Wildflower is published quarterly by the Wildflower Center. Its content is national in scope with articles about the conservation and use of native plants as well as news from the Wildflower Center. A subscription is provided to Wildflower Center members as a benefit of membership.
THIRTY JUST MAY BE THE NEW 20 – if you take Wildflower magazine, for example. Launched as a newsletter after the National Wildflower Research Center's founding in 1982, this issue marks the start of Wildflower ’s 30th year. Judging by this issue – which introduces winners of the magazine’s fourth-annual photography contest operated completely online – the magazine seems younger than ever.
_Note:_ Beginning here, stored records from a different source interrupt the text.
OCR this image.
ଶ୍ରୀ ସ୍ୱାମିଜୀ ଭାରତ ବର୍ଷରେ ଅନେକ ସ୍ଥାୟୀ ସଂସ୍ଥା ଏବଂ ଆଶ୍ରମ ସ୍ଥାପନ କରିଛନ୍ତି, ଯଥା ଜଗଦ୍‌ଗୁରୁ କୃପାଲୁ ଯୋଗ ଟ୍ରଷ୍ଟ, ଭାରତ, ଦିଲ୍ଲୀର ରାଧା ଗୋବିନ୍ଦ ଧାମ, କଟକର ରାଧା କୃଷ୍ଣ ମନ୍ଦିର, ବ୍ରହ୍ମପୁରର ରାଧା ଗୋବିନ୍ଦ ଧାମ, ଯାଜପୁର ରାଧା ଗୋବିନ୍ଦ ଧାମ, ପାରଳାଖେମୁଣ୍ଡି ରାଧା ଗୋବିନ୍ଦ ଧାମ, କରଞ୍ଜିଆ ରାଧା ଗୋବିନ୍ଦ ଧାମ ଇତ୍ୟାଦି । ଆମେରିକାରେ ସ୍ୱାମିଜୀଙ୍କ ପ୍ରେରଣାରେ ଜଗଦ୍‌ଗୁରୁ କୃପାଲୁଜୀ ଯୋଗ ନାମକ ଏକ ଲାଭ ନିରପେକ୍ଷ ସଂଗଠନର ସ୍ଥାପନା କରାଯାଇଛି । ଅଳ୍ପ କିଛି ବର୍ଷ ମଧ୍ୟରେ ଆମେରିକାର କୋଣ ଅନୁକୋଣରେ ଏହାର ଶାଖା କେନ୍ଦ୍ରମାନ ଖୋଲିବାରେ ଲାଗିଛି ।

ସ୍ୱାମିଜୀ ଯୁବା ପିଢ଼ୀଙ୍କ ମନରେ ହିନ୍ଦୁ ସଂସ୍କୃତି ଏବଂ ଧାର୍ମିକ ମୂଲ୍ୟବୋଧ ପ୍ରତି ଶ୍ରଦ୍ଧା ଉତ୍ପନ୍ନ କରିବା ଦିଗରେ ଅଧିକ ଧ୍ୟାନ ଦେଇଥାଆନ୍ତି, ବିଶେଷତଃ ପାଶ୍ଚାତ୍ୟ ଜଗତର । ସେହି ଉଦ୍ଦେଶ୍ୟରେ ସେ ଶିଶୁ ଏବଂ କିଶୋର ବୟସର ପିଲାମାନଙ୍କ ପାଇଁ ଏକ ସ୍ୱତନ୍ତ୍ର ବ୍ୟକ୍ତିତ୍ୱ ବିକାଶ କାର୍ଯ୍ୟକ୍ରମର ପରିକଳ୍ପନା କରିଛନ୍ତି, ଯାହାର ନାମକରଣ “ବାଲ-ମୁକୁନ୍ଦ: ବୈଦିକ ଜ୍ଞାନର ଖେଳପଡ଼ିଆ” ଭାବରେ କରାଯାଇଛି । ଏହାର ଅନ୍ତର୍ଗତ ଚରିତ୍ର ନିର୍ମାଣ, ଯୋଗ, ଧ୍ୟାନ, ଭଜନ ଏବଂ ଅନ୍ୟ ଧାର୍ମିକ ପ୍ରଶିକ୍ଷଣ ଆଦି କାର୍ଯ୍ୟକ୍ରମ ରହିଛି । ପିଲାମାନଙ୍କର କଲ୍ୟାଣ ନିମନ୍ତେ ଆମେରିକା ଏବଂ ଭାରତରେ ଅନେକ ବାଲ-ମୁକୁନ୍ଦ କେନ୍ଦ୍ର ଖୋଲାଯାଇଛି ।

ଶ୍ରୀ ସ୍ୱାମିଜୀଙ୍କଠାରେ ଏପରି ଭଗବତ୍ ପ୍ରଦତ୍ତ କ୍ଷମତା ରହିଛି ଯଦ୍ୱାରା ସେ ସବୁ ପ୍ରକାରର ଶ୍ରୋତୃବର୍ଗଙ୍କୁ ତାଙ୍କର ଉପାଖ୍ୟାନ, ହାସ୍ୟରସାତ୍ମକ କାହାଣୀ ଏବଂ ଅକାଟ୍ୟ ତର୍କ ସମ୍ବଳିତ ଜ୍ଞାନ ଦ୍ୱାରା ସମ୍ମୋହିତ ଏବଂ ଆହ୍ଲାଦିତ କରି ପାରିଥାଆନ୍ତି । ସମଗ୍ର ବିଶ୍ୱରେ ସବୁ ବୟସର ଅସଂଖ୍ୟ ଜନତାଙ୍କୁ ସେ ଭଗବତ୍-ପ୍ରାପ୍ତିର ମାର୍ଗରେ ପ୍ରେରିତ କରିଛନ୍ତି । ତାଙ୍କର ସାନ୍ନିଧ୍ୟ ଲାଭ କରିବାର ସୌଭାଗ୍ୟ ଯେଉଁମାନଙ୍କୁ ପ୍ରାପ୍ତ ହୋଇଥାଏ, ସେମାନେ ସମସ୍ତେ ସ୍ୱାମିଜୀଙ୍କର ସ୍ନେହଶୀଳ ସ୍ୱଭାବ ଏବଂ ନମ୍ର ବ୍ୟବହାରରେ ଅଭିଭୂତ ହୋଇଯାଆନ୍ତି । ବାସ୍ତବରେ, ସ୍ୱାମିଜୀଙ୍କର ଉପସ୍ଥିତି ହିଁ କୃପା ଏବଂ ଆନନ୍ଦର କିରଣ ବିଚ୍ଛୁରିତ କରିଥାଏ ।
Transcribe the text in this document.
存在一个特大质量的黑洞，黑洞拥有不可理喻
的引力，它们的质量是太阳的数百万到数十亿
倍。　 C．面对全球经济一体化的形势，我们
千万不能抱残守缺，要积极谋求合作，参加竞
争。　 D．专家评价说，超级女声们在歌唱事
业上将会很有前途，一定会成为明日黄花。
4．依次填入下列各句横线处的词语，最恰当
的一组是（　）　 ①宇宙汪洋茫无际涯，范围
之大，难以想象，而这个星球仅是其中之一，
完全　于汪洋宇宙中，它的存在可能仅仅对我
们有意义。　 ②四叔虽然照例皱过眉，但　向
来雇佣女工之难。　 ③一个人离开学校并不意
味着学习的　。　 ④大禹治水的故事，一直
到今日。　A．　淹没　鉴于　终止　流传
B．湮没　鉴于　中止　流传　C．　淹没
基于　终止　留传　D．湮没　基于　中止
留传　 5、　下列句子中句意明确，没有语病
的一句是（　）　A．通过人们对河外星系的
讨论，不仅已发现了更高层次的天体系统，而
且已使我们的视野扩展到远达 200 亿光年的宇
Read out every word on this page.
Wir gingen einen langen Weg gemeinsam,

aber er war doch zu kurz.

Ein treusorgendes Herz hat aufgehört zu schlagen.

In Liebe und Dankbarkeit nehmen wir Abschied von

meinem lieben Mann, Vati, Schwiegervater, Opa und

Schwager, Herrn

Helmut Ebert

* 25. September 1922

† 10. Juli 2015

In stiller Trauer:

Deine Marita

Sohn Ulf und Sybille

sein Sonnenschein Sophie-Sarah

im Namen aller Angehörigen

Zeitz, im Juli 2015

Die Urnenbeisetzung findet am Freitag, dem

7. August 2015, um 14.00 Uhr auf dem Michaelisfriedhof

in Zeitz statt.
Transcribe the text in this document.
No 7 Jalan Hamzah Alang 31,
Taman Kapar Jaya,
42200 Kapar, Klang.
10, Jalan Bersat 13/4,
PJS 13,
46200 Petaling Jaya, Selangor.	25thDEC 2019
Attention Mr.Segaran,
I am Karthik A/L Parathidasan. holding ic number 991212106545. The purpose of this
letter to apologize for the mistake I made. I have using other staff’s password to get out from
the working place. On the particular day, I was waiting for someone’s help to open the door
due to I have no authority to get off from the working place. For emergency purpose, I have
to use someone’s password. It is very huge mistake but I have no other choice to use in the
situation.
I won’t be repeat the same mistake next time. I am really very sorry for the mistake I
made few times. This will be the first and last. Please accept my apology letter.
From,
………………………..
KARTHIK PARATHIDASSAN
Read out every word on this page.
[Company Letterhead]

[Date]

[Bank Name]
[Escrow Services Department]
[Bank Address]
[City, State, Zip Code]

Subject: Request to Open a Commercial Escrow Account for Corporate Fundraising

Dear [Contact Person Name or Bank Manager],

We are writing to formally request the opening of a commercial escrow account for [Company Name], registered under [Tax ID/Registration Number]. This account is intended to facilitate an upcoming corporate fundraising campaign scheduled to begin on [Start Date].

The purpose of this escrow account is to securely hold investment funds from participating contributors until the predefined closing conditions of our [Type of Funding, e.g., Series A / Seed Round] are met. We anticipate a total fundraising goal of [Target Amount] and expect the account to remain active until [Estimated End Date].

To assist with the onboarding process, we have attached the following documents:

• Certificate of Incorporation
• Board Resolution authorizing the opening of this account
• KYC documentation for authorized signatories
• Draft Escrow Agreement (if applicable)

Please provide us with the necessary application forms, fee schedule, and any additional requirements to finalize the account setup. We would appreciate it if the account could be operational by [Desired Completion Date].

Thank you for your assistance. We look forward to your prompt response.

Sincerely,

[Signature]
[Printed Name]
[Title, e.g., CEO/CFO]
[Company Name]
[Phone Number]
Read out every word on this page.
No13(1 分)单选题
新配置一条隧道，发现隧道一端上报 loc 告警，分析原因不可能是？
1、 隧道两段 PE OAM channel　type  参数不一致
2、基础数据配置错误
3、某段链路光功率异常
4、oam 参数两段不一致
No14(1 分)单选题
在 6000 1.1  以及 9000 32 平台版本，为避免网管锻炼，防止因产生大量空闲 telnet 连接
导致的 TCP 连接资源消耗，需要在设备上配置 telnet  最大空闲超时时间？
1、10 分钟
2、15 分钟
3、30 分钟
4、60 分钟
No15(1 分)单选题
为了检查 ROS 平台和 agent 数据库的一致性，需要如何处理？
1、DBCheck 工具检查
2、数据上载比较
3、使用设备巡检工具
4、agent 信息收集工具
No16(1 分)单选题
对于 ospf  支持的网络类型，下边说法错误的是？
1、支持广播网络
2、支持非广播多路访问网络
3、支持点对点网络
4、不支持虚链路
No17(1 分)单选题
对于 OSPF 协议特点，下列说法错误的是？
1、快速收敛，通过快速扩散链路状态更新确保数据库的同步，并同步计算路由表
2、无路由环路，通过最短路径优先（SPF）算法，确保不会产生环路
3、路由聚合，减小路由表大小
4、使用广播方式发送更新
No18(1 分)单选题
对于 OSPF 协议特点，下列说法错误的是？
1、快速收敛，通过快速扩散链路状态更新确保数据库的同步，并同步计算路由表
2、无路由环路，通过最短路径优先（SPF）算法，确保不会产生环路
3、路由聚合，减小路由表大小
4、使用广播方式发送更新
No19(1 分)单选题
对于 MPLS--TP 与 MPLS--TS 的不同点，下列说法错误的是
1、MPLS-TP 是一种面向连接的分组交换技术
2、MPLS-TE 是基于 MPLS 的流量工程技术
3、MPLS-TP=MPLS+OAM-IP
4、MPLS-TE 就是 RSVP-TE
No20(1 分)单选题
Wildflower began as a four-page, one-color newsletter when a tiny staff at the Center’s first location in East Austin knew they needed to communicate with a growing membership. Lady Bird Johnson would pen letters to an undoubtedly adoring membership herself, and the publication drew upon information from its national clearinghouse of articles and fact sheets to profile wildflowers and native plants.
Even when small, it’s obvious the publication was produced with care out of respect for its necessity in helping the Center tell its evolving story. This care was honored in 1990 when Wildflower won the Clarion Award, a national award from the Association for Women in Communications, as the best nonprofit newsletter. Wildflower newsletter then saw the Center through the biggest event in its history: a move to a new location in southwest Austin. More change came when the National Wildflower Research Center was officially renamed the Lady Bird Johnson Wildflower Center in 1998.
As the Center grew and changed, so did the membership publication. That same year and under executive director Robert Breunig’s leadership, Wildflower was transformed from a newsletter to a magazine and renamed Native Plants. The magazine then had 32 pages within which to tell stories about its Landscape Restoration Program founded in 1999 and Plant Conservation program in 2001.
In 2002, the Center celebrated its 20th anniversary, opened its Ann and O.J. Weber Butterfly Garden, and I became the magazine’s editor. Over the nearly 12 years that followed, Native Plants took back the name Wildflower and continued to be an essential part of communicating with you, the Center’s members.
Those of us involved in making this magazine followed two simple rules: make each one better than the last and make sure we have our facts straight. We think that Wildflower is as important as Mrs. Johnson and a tiny Center staff thought it was 30 years ago. And we hope you join us in thinking it’s better than ever.